Minha mãe, ainda hoje, quarenta e seis anos depois, lembra com emoção que ancorou o seu desamparo naquele discurso e se confortou.

*

Teresa Rego tomou uma decisão radical. Deixou para trás Caruaru e partiu com seus quatros filhos para Recife. Eu, o mais velho, com treze anos; Monica, Jacqueline e Luciano, o caçula, com três anos, compúnhamos o pesado fardo que o destino colocara em seus ombros.

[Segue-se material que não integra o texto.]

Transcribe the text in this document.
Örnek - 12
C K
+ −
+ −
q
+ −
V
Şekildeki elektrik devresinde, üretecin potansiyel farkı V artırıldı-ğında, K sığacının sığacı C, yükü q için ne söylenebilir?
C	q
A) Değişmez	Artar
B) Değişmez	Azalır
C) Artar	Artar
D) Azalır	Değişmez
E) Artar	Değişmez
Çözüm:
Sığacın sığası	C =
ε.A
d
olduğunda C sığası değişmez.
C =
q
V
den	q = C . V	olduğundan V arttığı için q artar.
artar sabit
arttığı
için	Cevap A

Sozinha, desamparada e bela, atributo que mais atrapalhou do que ajudou, trabalhou com todas as suas energias para nos educar. Um dos fatores do enfarte do pai havia sido a impossibilidade de lidar com a falência do patrimônio da família.

A morte do pai, pelo desamparo e a capacidade de lhe jogar em um abismo de angústia, quando se é ainda uma criança, é um dos significantes mais importantes na estruturação do sujeito. Assim como outros traumas importantes, você cresce e tece sua vida sem se desgarrar dele. A Função Paterna, quer pela presença ou pela ausência – esta, ainda mais poderosa – funda sua humanidade.

Hoje, após tantos anos, olho para trás e compreendo, com certa serenidade, a morte como condição inalienável da nossa existência. As vezes vem precoce e injusta; outras, tardia e dolorosa, dilacerando lentamente, com a doença, nosso corpo.O certo é que, qual misterioso espectro, usando o tempo como afiada e infalível arma, demarca e nos impulsiona à vida – mesmo que disto não tenhamos consciência.